- Associated Press - Saturday, May 31, 2014

RICHMOND, Va. (AP) - Edgar Allan Poe was 3 years old the first time he met John Mackenzie, a local kid who would become a lifelong friend.

Mackenzie was 6. He’d broken his arm in December of 1811 and doctors, fearing it wouldn’t properly heal, had told his parents to keep him away from boys his own size.

So Poe, whose sister Rosalie was living with the Mackenzie family after their mother died, became his playmate.

One day, Mackenzie, to pass the time, told the younger boy a fairy tale. Poe repeated it back, but built on it by adding some of his own embellishments.

Thus began a game of literary one-upmanship and was the first sign that the little boy - described in letters as “a lovely little fellow” who was “charming everyone by his childish grace, vivacity and cleverness” - might have a gift for spinning a tale.

“Here we have the earliest evidence of Edgar’s extraordinary imagination,” said Richard Kopley, an Edgar Allan Poe scholar and professor at Penn State University, DuBois.

“The spirit of verbal competition apparent here anticipates his later successfully capping Latin verses in school and, as a professional writer, winning short story contests.”

Kopley was at the Poe Museum in Richmond in May to discuss two recently discovered stories about the writer’s childhood here. The collection of letters was linked, through distant relatives, to Mackenzie.

The first was about meeting Mackenzie. The second was about how Poe, at 16, wrote the poem “Oh, Tempora! Oh, Mores!” to drive Robert Pitts, a clerk, out of town.

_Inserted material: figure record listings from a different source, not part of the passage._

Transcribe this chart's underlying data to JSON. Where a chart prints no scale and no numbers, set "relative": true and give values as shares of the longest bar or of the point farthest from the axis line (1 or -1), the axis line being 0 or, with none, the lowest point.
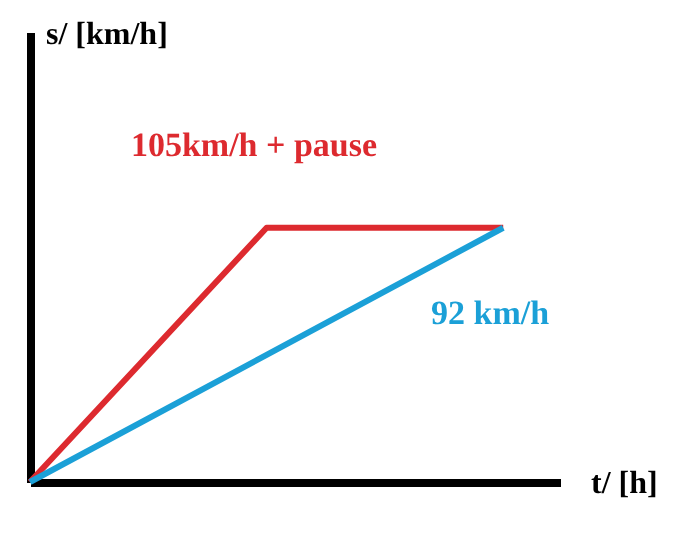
{
  "chart_data": {
    "type": "line",
    "relative": true,
    "xlabel": "t/  [h]",
    "annotations": [
      "s/  [km/h]"
    ],
    "categories": [
      null,
      null,
      null
    ],
    "series": [
      {
        "name": "105km/h + pause",
        "color": "#dd2a2f",
        "values": [
          0,
          1,
          1
        ]
      },
      {
        "name": "92 km/h",
        "color": "#1ba0d7",
        "values": [
          0,
          0.5,
          1
        ]
      }
    ],
    "grid": false,
    "marker": "none",
    "line_style": "solid"
  }
}
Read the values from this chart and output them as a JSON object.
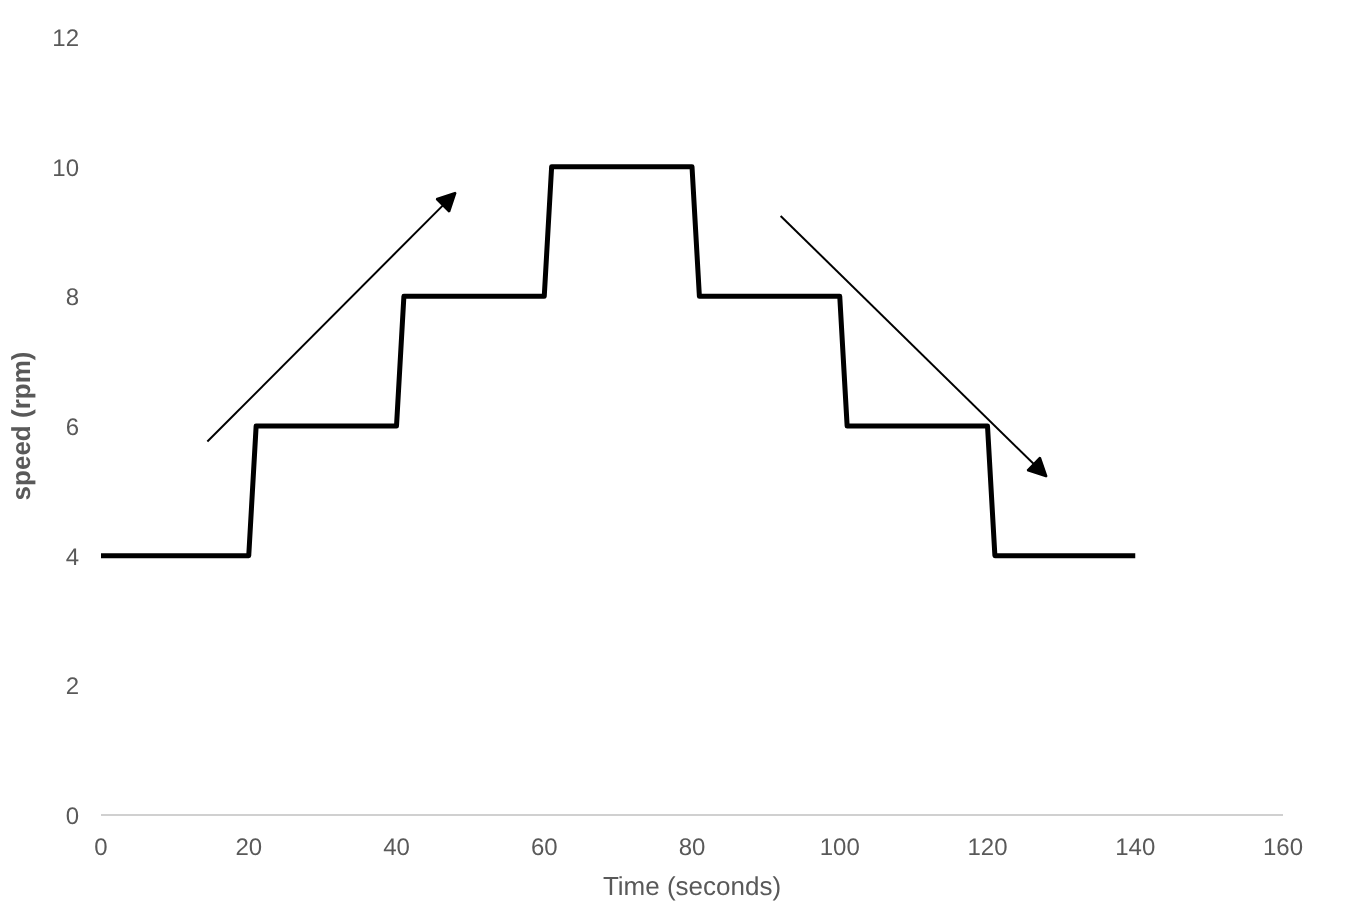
{
  "chart_data": {
    "type": "line",
    "xlabel": "Time (seconds)",
    "ylabel": "speed (rpm)",
    "x": [
      0,
      20,
      21,
      40,
      41,
      60,
      61,
      80,
      81,
      100,
      101,
      120,
      121,
      140
    ],
    "series": [
      {
        "color": "#000000",
        "values": [
          4,
          4,
          6,
          6,
          8,
          8,
          10,
          10,
          8,
          8,
          6,
          6,
          4,
          4
        ]
      }
    ],
    "xlim": [
      0,
      160
    ],
    "xticks": [
      0,
      20,
      40,
      60,
      80,
      100,
      120,
      140,
      160
    ],
    "ylim": [
      0,
      12
    ],
    "yticks": [
      0,
      2,
      4,
      6,
      8,
      10,
      12
    ],
    "grid": false,
    "marker": "none",
    "line_style": "solid"
  }
}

Kopley has spent decades studying Poe and his work. The two stories shedding light on Poe’s early life is the result of finding some previously undiscovered letters.

The recent talk is one of the ways the museum is looking to educate on Poe’s life and helping explain that the writer’s legend is different from the reality.

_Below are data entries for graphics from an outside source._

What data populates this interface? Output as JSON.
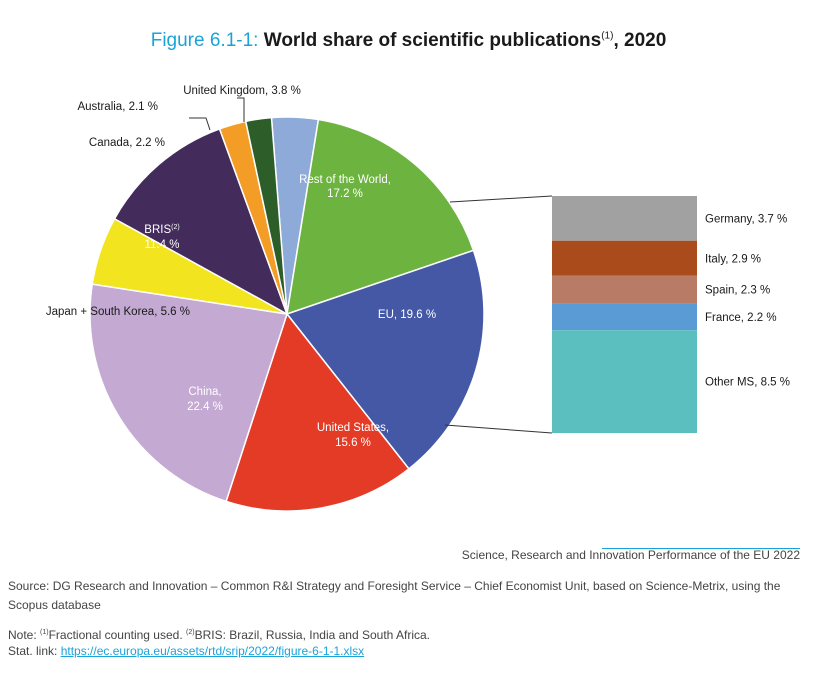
{
  "title": {
    "figure_label": "Figure 6.1-1:",
    "text": "World share of scientific publications",
    "footnote_marker": "(1)",
    "year": ", 2020"
  },
  "chart_data": {
    "type": "pie",
    "slices": [
      {
        "label": "United Kingdom, 3.8 %",
        "value": 3.8,
        "color": "#8eaad8"
      },
      {
        "label": "Rest of the World, 17.2 %",
        "value": 17.2,
        "color": "#6db33f"
      },
      {
        "label": "EU, 19.6 %",
        "value": 19.6,
        "color": "#4458a6"
      },
      {
        "label": "United States, 15.6 %",
        "value": 15.6,
        "color": "#e33b26"
      },
      {
        "label": "China, 22.4 %",
        "value": 22.4,
        "color": "#c4a9d3"
      },
      {
        "label": "Japan + South Korea, 5.6 %",
        "value": 5.6,
        "color": "#f2e41e"
      },
      {
        "label": "BRIS(2), 11.4 %",
        "value": 11.4,
        "color": "#432b5b"
      },
      {
        "label": "Canada, 2.2 %",
        "value": 2.2,
        "color": "#f39c26"
      },
      {
        "label": "Australia, 2.1 %",
        "value": 2.1,
        "color": "#2d5e2a"
      }
    ],
    "labels": {
      "uk": "United Kingdom, 3.8 %",
      "row_1": "Rest of the World,",
      "row_2": "17.2 %",
      "eu": "EU, 19.6 %",
      "us_1": "United States,",
      "us_2": "15.6 %",
      "china_1": "China,",
      "china_2": "22.4 %",
      "jsk": "Japan + South Korea, 5.6 %",
      "bris_name": "BRIS",
      "bris_sup": "(2)",
      "bris_2": "11.4 %",
      "canada": "Canada, 2.2 %",
      "australia": "Australia, 2.1 %"
    },
    "breakdown": {
      "of": "EU",
      "segments": [
        {
          "label": "Germany, 3.7 %",
          "value": 3.7,
          "color": "#a1a1a1"
        },
        {
          "label": "Italy, 2.9 %",
          "value": 2.9,
          "color": "#a94b1b"
        },
        {
          "label": "Spain, 2.3 %",
          "value": 2.3,
          "color": "#b77b66"
        },
        {
          "label": "France, 2.2 %",
          "value": 2.2,
          "color": "#5b9bd5"
        },
        {
          "label": "Other MS, 8.5 %",
          "value": 8.5,
          "color": "#5bbfbf"
        }
      ]
    }
  },
  "footer": {
    "publisher": "Science, Research and Innovation Performance of the EU 2022",
    "source": "Source: DG Research and Innovation – Common R&I Strategy and Foresight Service – Chief Economist Unit, based on Science-Metrix, using the Scopus database",
    "note_prefix": "Note: ",
    "note_m1": "(1)",
    "note_t1": "Fractional counting used. ",
    "note_m2": "(2)",
    "note_t2": "BRIS: Brazil, Russia, India and South Africa.",
    "stat_label": "Stat. link: ",
    "stat_link": "https://ec.europa.eu/assets/rtd/srip/2022/figure-6-1-1.xlsx"
  }
}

Poe has been seen as a dark, brooding, haunted man who died drunk in a gutter but has transcended time with his terrifying stories.

But in his day, Poe was known as a prankster and was such a star in later years that crowds followed him down the street.

He is credited with creating the detective and science fiction story, inspired Jules Verne, and held a one-sided feud, in print, with Henry Wadsworth Longfellow.

And in his death, which remains shrouded in mystery and legend, he was praised around the world as an American master.